En ese momento, la inspiración despejó la confusión de su rostro. Apretó la mandíbula con furia.

– Fue Ichiteru, esa zorra intrigante que quiere sustituir a mi señora como madre del dictador de Japón. Lo más probable es que os mintiera porque ella misma mató a Harume. -Le lanzó a Sano una mirada furibunda-. Y vos queréis incriminarnos en el asesinato para poder controlar al sogún. Falsificasteis el supuesto diario, metisteis la carta y pagasteis al padre de Harume para que sembrara sospechas sobre mi señora.

Sano se desesperó. Esa, pues, iba a ser la defensa de Keisho-in y Ryuko contra su acusación. Sin duda al ignorante Tokugawa Tsunayoshi le parecería razonable.

– De acuerdo, Harume tuvo acceso a vuestros aposentos -reconoció Sano-, pero vos también a los suyos. ¿Envenenasteis la tinta, dama Keisho-in?

– No. ¡No! -Las palabras surgían en un susurro agudo; la dama Keisho-in palideció y se llevó las manos al pecho.

– ¿Qué sucede, mi señora? -preguntó Ryuko.
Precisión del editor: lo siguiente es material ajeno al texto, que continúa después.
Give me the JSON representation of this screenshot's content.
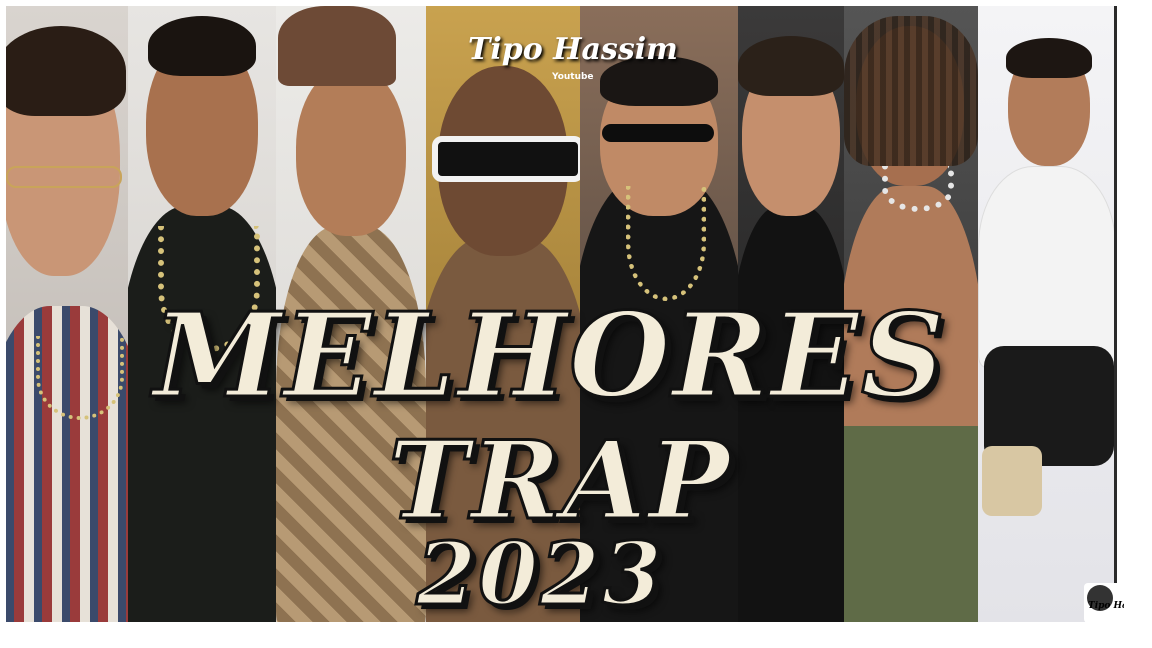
{
  "thumbnail": {
    "channel_name": "Tipo Hassim",
    "channel_sub": "Youtube",
    "title_line1": "MELHORES",
    "title_line2": "TRAP",
    "title_line3": "2023",
    "watermark_text": "Tipo Hassim",
    "colors": {
      "title_fill": "#f3ecd9",
      "title_stroke": "#111111"
    }
  }
}
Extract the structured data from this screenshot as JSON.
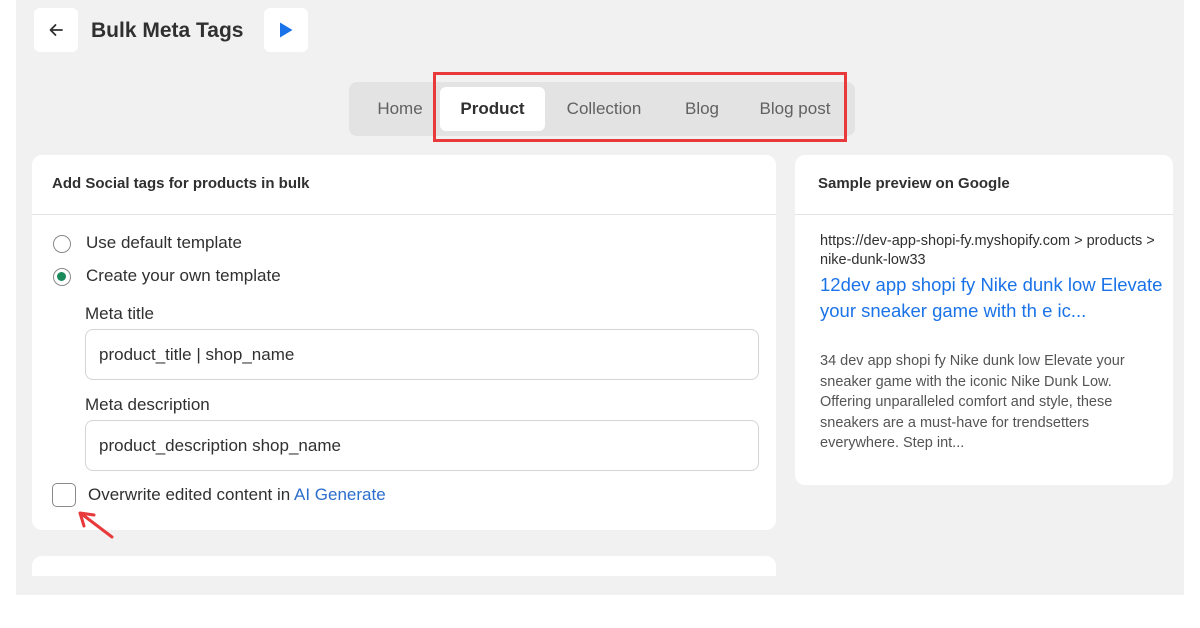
{
  "header": {
    "title": "Bulk Meta Tags",
    "back_icon": "arrow-left-icon",
    "play_icon": "play-icon",
    "accent_color": "#1a73e8"
  },
  "tabs": [
    {
      "label": "Home",
      "active": false
    },
    {
      "label": "Product",
      "active": true
    },
    {
      "label": "Collection",
      "active": false
    },
    {
      "label": "Blog",
      "active": false
    },
    {
      "label": "Blog post",
      "active": false
    }
  ],
  "social_card": {
    "title": "Add Social tags for products in bulk",
    "options": [
      {
        "label": "Use default template",
        "checked": false
      },
      {
        "label": "Create your own template",
        "checked": true
      }
    ],
    "meta_title_label": "Meta title",
    "meta_title_value": "product_title | shop_name",
    "meta_description_label": "Meta description",
    "meta_description_value": "product_description shop_name",
    "overwrite_label": "Overwrite edited content in",
    "overwrite_link": "AI Generate",
    "overwrite_checked": false
  },
  "preview_card": {
    "title": "Sample preview on Google",
    "url": "https://dev-app-shopi-fy.myshopify.com > products > nike-dunk-low33",
    "headline": "12dev app shopi fy Nike dunk low Elevate your sneaker game with th e ic...",
    "description": "34 dev app shopi fy Nike dunk low Elevate your sneaker game with the iconic Nike Dunk Low. Offering unparalleled comfort and style, these sneakers are a must-have for trendsetters everywhere. Step int..."
  },
  "annotation_color": "#e83a3a"
}
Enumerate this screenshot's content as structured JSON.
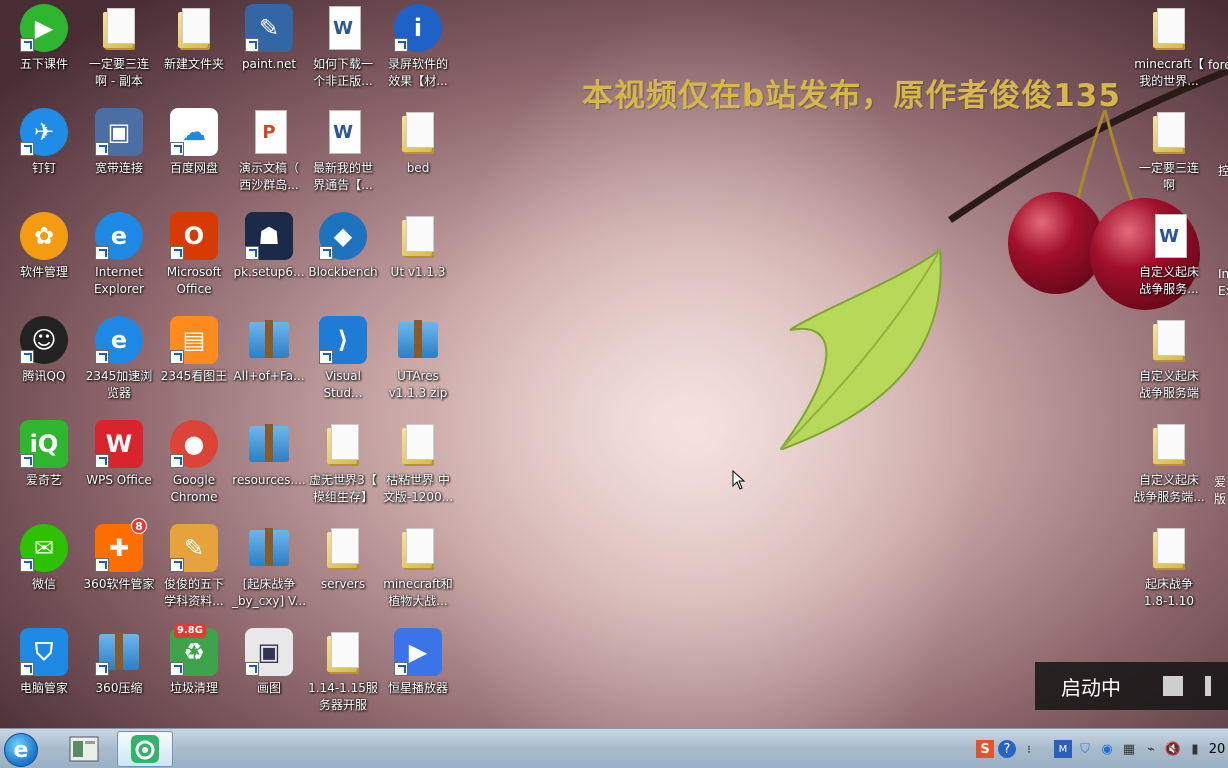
{
  "watermark": "本视频仅在b站发布，原作者俊俊135",
  "desktop_icons": [
    {
      "label": "五下课件"
    },
    {
      "label": "一定要三连\n啊 - 副本"
    },
    {
      "label": "新建文件夹"
    },
    {
      "label": "paint.net"
    },
    {
      "label": "如何下载一\n个非正版..."
    },
    {
      "label": "录屏软件的\n效果【材..."
    },
    {
      "label": "钉钉"
    },
    {
      "label": "宽带连接"
    },
    {
      "label": "百度网盘"
    },
    {
      "label": "演示文稿（\n西沙群岛..."
    },
    {
      "label": "最新我的世\n界通告【..."
    },
    {
      "label": "bed"
    },
    {
      "label": "软件管理"
    },
    {
      "label": "Internet\nExplorer"
    },
    {
      "label": "Microsoft\nOffice"
    },
    {
      "label": "pk.setup6..."
    },
    {
      "label": "Blockbench"
    },
    {
      "label": "Ut v1.1.3"
    },
    {
      "label": "腾讯QQ"
    },
    {
      "label": "2345加速浏\n览器"
    },
    {
      "label": "2345看图王"
    },
    {
      "label": "All+of+Fa..."
    },
    {
      "label": "Visual\nStud..."
    },
    {
      "label": "UTAres\nv1.1.3.zip"
    },
    {
      "label": "爱奇艺"
    },
    {
      "label": "WPS Office"
    },
    {
      "label": "Google\nChrome"
    },
    {
      "label": "resources...."
    },
    {
      "label": "虚无世界3【\n模组生存】"
    },
    {
      "label": "枯粘世界 中\n文版-1200..."
    },
    {
      "label": "微信"
    },
    {
      "label": "360软件管家"
    },
    {
      "label": "俊俊的五下\n学科资料..."
    },
    {
      "label": "[起床战争\n_by_cxy] V..."
    },
    {
      "label": "servers"
    },
    {
      "label": "minecraft和\n植物大战..."
    },
    {
      "label": "电脑管家"
    },
    {
      "label": "360压缩"
    },
    {
      "label": "垃圾清理"
    },
    {
      "label": "画图"
    },
    {
      "label": "1.14-1.15服\n务器开服"
    },
    {
      "label": "恒星播放器"
    }
  ],
  "right_icons": [
    {
      "label": "minecraft【\n我的世界..."
    },
    {
      "label": "一定要三连\n啊"
    },
    {
      "label": "自定义起床\n战争服务..."
    },
    {
      "label": "自定义起床\n战争服务端"
    },
    {
      "label": "自定义起床\n战争服务端..."
    },
    {
      "label": "起床战争\n1.8-1.10"
    }
  ],
  "edge_labels": [
    "fore",
    "控",
    "In\nEx",
    "爱\n版"
  ],
  "badges": {
    "software_manager": "8",
    "cleaner": "9.8G"
  },
  "recorder": {
    "status": "启动中"
  },
  "taskbar": {
    "clock_partial": "20"
  },
  "colors": {
    "watermark": "#d6b84a",
    "taskbar": "#a9bccd"
  }
}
– ¿Dónde estabais entre la hora de la serpiente y el mediodía de hoy? -le preguntó Sano al sacerdote.

– En mis aposentos, meditando.

– ¿Estabais solo?

Keisho-in emitió unos gritos de dolor.

– Sí, solo. ¿Adónde queréis ir a parar? -respondió impaciente.

– Hoy han asesinado al buhonero que vendió el veneno que mató a Harume -explicó Sano.

– ¿Y tenéis la osadía de sugerir que he sido yo?

La furia de Ryuko no lograba ocultar su pánico. Unas grandes manchas de sudor oscurecían su bata; las manos le temblaban al recostar a la convulsa Keisho-in en los cojines.

– ¿Hay alguien que pueda demostrar que no estabais en el muelle Daikon esta mañana?

– Esto es absurdo. No conozco a ningún vendedor de drogas. -Ryuko acarició la frente de la dama-. ¿Qué os pasa, mi señora?

– Un ataque -chilló la dama Keisho-in-. ¡Socorro, me ha dado un ataque!

– ¡Guardias! -gritó Ryuko a los hombres apostados a la puerta-. Id a por el doctor Kitano. -Después se volvió hacia Sano con la cara lívida de furia y terror-. ¡Si muere será culpa vuestra!

Sano no creía que la anciana estuviese enferma de verdad, y no estaba dispuesto a que la farsa le impidiera considerar que Ryuko carecía de coartada para el asesinato de Choyei. La fuerza combinada de móvil y pruebas lo obligaba a traspasar una línea que había esperado no llegar a cruzar. En su interior reverberaba un mal augurio.